T-Mobile, a carrier who once relied heavily on roaming agreements with other carriers in the US. Is now looking to be the “best roaming partner you’ll ever have.” This is a quote from T-Mobile’s CTO, Neville Ray as he spoke at the Competitive Carriers Association (CCA) Annual Convention this week, in Seattle. The Magenta carrier has been growing its LTE coverage at an incredible rate in the past few years, and has now overtaken many of their competitors in speed and coverage. That’s if crowdsourced reports from OpenSignal and Ookla are to be believed. But what’s next for T-Mobile, to make money on their network? That would be roaming agreements.

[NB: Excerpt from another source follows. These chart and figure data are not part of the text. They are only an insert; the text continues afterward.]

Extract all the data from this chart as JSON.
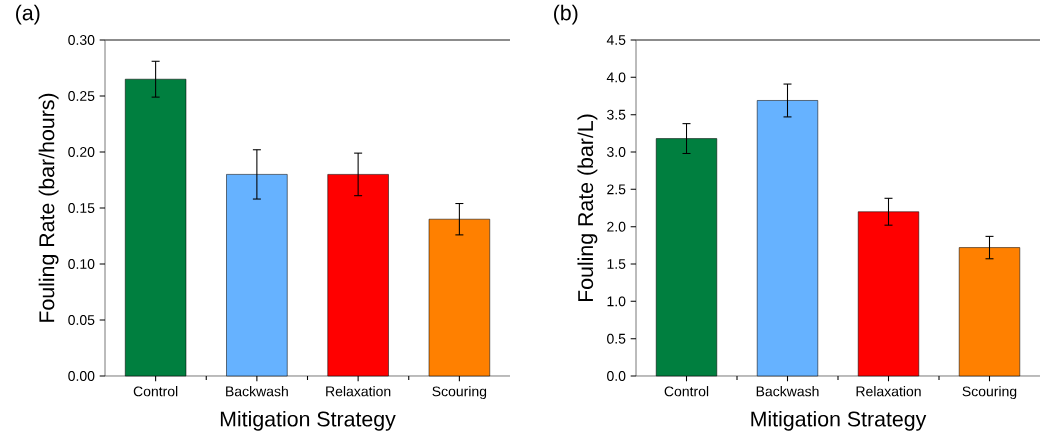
{
  "chart_data": [
    {
      "type": "bar",
      "title": "(a)",
      "xlabel": "Mitigation Strategy",
      "ylabel": "Fouling Rate (bar/hours)",
      "categories": [
        "Control",
        "Backwash",
        "Relaxation",
        "Scouring"
      ],
      "values": [
        0.265,
        0.18,
        0.18,
        0.14
      ],
      "colors": [
        "#007f3f",
        "#66b2ff",
        "#ff0000",
        "#ff8000"
      ],
      "errors": [
        [
          0.249,
          0.281
        ],
        [
          0.158,
          0.202
        ],
        [
          0.161,
          0.199
        ],
        [
          0.126,
          0.154
        ]
      ],
      "ylim": [
        0,
        0.3
      ],
      "yticks": [
        {
          "value": 0,
          "label": "0.00"
        },
        {
          "value": 0.05,
          "label": "0.05"
        },
        {
          "value": 0.1,
          "label": "0.10"
        },
        {
          "value": 0.15,
          "label": "0.15"
        },
        {
          "value": 0.2,
          "label": "0.20"
        },
        {
          "value": 0.25,
          "label": "0.25"
        },
        {
          "value": 0.3,
          "label": "0.30"
        }
      ]
    },
    {
      "type": "bar",
      "title": "(b)",
      "xlabel": "Mitigation Strategy",
      "ylabel": "Fouling Rate (bar/L)",
      "categories": [
        "Control",
        "Backwash",
        "Relaxation",
        "Scouring"
      ],
      "values": [
        3.18,
        3.69,
        2.2,
        1.72
      ],
      "colors": [
        "#007f3f",
        "#66b2ff",
        "#ff0000",
        "#ff8000"
      ],
      "errors": [
        [
          2.98,
          3.38
        ],
        [
          3.47,
          3.91
        ],
        [
          2.02,
          2.38
        ],
        [
          1.57,
          1.87
        ]
      ],
      "ylim": [
        0,
        4.5
      ],
      "yticks": [
        {
          "value": 0,
          "label": "0.0"
        },
        {
          "value": 0.5,
          "label": "0.5"
        },
        {
          "value": 1,
          "label": "1.0"
        },
        {
          "value": 1.5,
          "label": "1.5"
        },
        {
          "value": 2,
          "label": "2.0"
        },
        {
          "value": 2.5,
          "label": "2.5"
        },
        {
          "value": 3,
          "label": "3.0"
        },
        {
          "value": 3.5,
          "label": "3.5"
        },
        {
          "value": 4,
          "label": "4.0"
        },
        {
          "value": 4.5,
          "label": "4.5"
        }
      ]
    }
  ]
}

Regional carriers often times have to use roaming agreements so that their customers can use their smartphone in other areas of the country where they may not have coverage. These roaming agreements have been “unfair” according to many of the regional and smaller carriers. This is thanks to the majority of these agreements being done with Verizon and AT&T. T-Mobile, however, now has a network that can compete with those two, but they don’t want to create “unfair” roaming agreements with potential carrier partners.

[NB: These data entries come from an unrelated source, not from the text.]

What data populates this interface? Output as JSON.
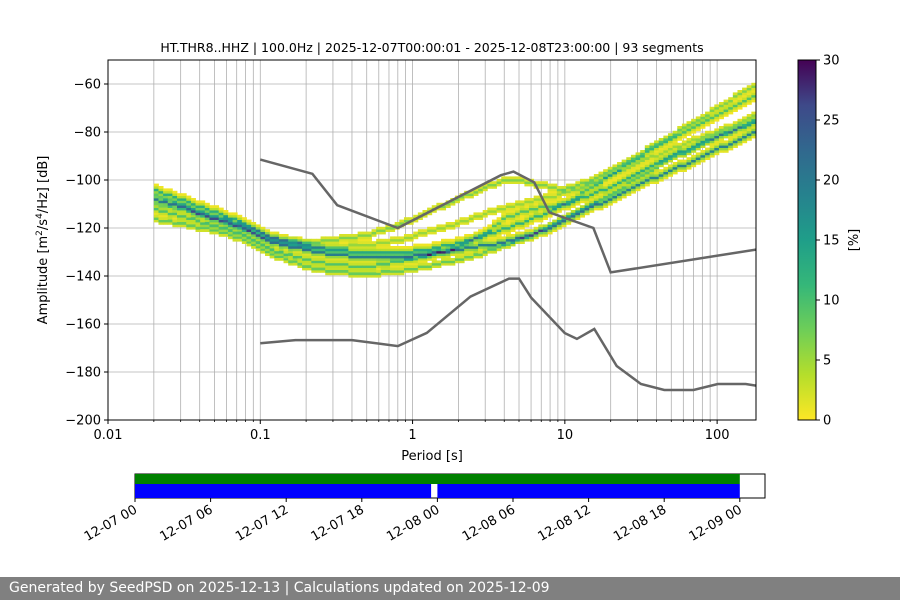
{
  "chart_data": [
    {
      "type": "heatmap",
      "title": "HT.THR8..HHZ | 100.0Hz | 2025-12-07T00:00:01 - 2025-12-08T23:00:00 | 93 segments",
      "xlabel": "Period [s]",
      "ylabel_main": "Amplitude [m",
      "ylabel_sup1": "2",
      "ylabel_mid": "/s",
      "ylabel_sup2": "4",
      "ylabel_tail": "/Hz] [dB]",
      "xscale": "log",
      "xlim": [
        0.01,
        180
      ],
      "ylim": [
        -200,
        -50
      ],
      "x_ticks": [
        {
          "value": 0.01,
          "label": "0.01"
        },
        {
          "value": 0.1,
          "label": "0.1"
        },
        {
          "value": 1,
          "label": "1"
        },
        {
          "value": 10,
          "label": "10"
        },
        {
          "value": 100,
          "label": "100"
        }
      ],
      "y_ticks": [
        {
          "value": -60,
          "label": "−60"
        },
        {
          "value": -80,
          "label": "−80"
        },
        {
          "value": -100,
          "label": "−100"
        },
        {
          "value": -120,
          "label": "−120"
        },
        {
          "value": -140,
          "label": "−140"
        },
        {
          "value": -160,
          "label": "−160"
        },
        {
          "value": -180,
          "label": "−180"
        },
        {
          "value": -200,
          "label": "−200"
        }
      ],
      "colorbar": {
        "label": "[%]",
        "min": 0,
        "max": 30,
        "ticks": [
          {
            "value": 0,
            "label": "0"
          },
          {
            "value": 5,
            "label": "5"
          },
          {
            "value": 10,
            "label": "10"
          },
          {
            "value": 15,
            "label": "15"
          },
          {
            "value": 20,
            "label": "20"
          },
          {
            "value": 25,
            "label": "25"
          },
          {
            "value": 30,
            "label": "30"
          }
        ],
        "colormap": "viridis_r"
      },
      "psd_curves": [
        {
          "period": [
            0.02,
            0.03,
            0.05,
            0.08,
            0.12,
            0.2,
            0.3,
            0.5,
            0.8,
            1.2,
            2,
            3,
            4,
            5,
            6,
            8,
            10,
            15,
            20,
            30,
            50,
            80,
            120,
            180
          ],
          "db": [
            -108,
            -111,
            -116,
            -120,
            -126,
            -129,
            -131,
            -132,
            -132,
            -131,
            -129,
            -127,
            -126,
            -124,
            -123,
            -120,
            -117,
            -111,
            -108,
            -102,
            -96,
            -90,
            -85,
            -80
          ],
          "weight": 14
        },
        {
          "period": [
            0.02,
            0.03,
            0.05,
            0.08,
            0.12,
            0.2,
            0.3,
            0.5,
            0.8,
            1.2,
            2,
            3,
            5,
            8,
            12,
            20,
            30,
            50,
            80,
            120,
            180
          ],
          "db": [
            -104,
            -108,
            -113,
            -118,
            -124,
            -127,
            -129,
            -130,
            -130,
            -129,
            -126,
            -123,
            -118,
            -113,
            -108,
            -103,
            -97,
            -90,
            -84,
            -80,
            -76
          ],
          "weight": 9
        },
        {
          "period": [
            0.02,
            0.03,
            0.05,
            0.08,
            0.12,
            0.2,
            0.3,
            0.5,
            0.8,
            1.2,
            2,
            3,
            4,
            6,
            10,
            15,
            25,
            40,
            70,
            120,
            180
          ],
          "db": [
            -112,
            -115,
            -119,
            -123,
            -129,
            -133,
            -135,
            -136,
            -134,
            -132,
            -128,
            -122,
            -116,
            -112,
            -110,
            -103,
            -94,
            -86,
            -78,
            -70,
            -65
          ],
          "weight": 7
        },
        {
          "period": [
            0.02,
            0.03,
            0.05,
            0.08,
            0.12,
            0.2,
            0.3,
            0.5,
            0.8,
            1.2,
            2,
            3,
            4,
            5,
            7,
            10,
            15,
            25,
            40,
            70,
            120,
            180
          ],
          "db": [
            -106,
            -110,
            -115,
            -119,
            -124,
            -126,
            -125,
            -123,
            -119,
            -114,
            -108,
            -103,
            -100,
            -100,
            -102,
            -104,
            -100,
            -93,
            -85,
            -76,
            -67,
            -60
          ],
          "weight": 5
        },
        {
          "period": [
            0.02,
            0.03,
            0.05,
            0.08,
            0.12,
            0.2,
            0.3,
            0.5,
            0.8,
            1.2,
            2,
            3,
            5,
            8,
            12,
            20,
            30,
            50,
            80,
            120,
            180
          ],
          "db": [
            -116,
            -118,
            -121,
            -125,
            -131,
            -136,
            -138,
            -139,
            -138,
            -136,
            -133,
            -130,
            -125,
            -119,
            -113,
            -106,
            -99,
            -91,
            -85,
            -80,
            -74
          ],
          "weight": 6
        },
        {
          "period": [
            0.02,
            0.03,
            0.05,
            0.08,
            0.12,
            0.2,
            0.3,
            0.5,
            0.8,
            1.2,
            2,
            3,
            5,
            8,
            12,
            20,
            30,
            50,
            80,
            120,
            180
          ],
          "db": [
            -110,
            -112,
            -116,
            -121,
            -125,
            -128,
            -128,
            -127,
            -125,
            -122,
            -118,
            -114,
            -110,
            -107,
            -104,
            -98,
            -93,
            -87,
            -82,
            -78,
            -73
          ],
          "weight": 4
        }
      ],
      "nlnm": {
        "period": [
          0.1,
          0.17,
          0.4,
          0.8,
          1.24,
          2.4,
          4.3,
          5,
          6,
          10,
          12,
          15.6,
          21.9,
          31.6,
          45,
          70,
          101,
          154,
          180
        ],
        "db": [
          -168,
          -166.7,
          -166.7,
          -169.2,
          -163.7,
          -148.6,
          -141.1,
          -141.1,
          -149,
          -163.8,
          -166.2,
          -162.1,
          -177.5,
          -185,
          -187.5,
          -187.5,
          -185,
          -185,
          -185.7
        ]
      },
      "nhnm": {
        "period": [
          0.1,
          0.22,
          0.32,
          0.8,
          3.8,
          4.6,
          6.3,
          7.9,
          15.4,
          20,
          180
        ],
        "db": [
          -91.5,
          -97.4,
          -110.5,
          -120,
          -98,
          -96.5,
          -101,
          -113.5,
          -120,
          -138.5,
          -129
        ]
      }
    },
    {
      "type": "timeline",
      "xlim_hours": [
        0,
        50
      ],
      "ticks": [
        {
          "hour": 0,
          "label": "12-07 00"
        },
        {
          "hour": 6,
          "label": "12-07 06"
        },
        {
          "hour": 12,
          "label": "12-07 12"
        },
        {
          "hour": 18,
          "label": "12-07 18"
        },
        {
          "hour": 24,
          "label": "12-08 00"
        },
        {
          "hour": 30,
          "label": "12-08 06"
        },
        {
          "hour": 36,
          "label": "12-08 12"
        },
        {
          "hour": 42,
          "label": "12-08 18"
        },
        {
          "hour": 48,
          "label": "12-09 00"
        }
      ],
      "data_coverage": [
        {
          "start": 0,
          "end": 48
        }
      ],
      "segments_used": [
        {
          "start": 0,
          "end": 23.5
        },
        {
          "start": 24,
          "end": 48
        }
      ],
      "colors": {
        "data": "#008000",
        "used": "#0000ff"
      }
    }
  ],
  "footer": {
    "text": "Generated by SeedPSD on 2025-12-13 | Calculations updated on 2025-12-09"
  }
}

Just in the last year to 18 months, T-Mobile has added over a million square miles of LTE coverage. Those of you that follow the industry likely know that this is due to their 700MHz spectrum that they have been picking up from Verizon and a number of smaller carriers around the country. Which means that they cover a big majority of the US now. In fact, the carrier is touting that they cover 99.7% of the population that Verizon currently covers. But T-Mobile isn’t done yet, and is hoping to get some of the precious 600MHz spectrum that is up for auction right now (it’s still ongoing, so there’s no word on how much spectrum T-Mobile may receive from that auction just yet).
T-Mobile now covers 312 million Americans. Which is a similar number to what AT&T and Verizon boast. However, T-Mobile did it in a much shorter time period. T-Mobile didn’t have an LTE network until March 2013, shortly after John Legere took over as CEO, T-Mobile began rolling out its LTE network, being the last of the four national carriers to do so. And effectively jump to the front of the pack in terms of network strength and coverage.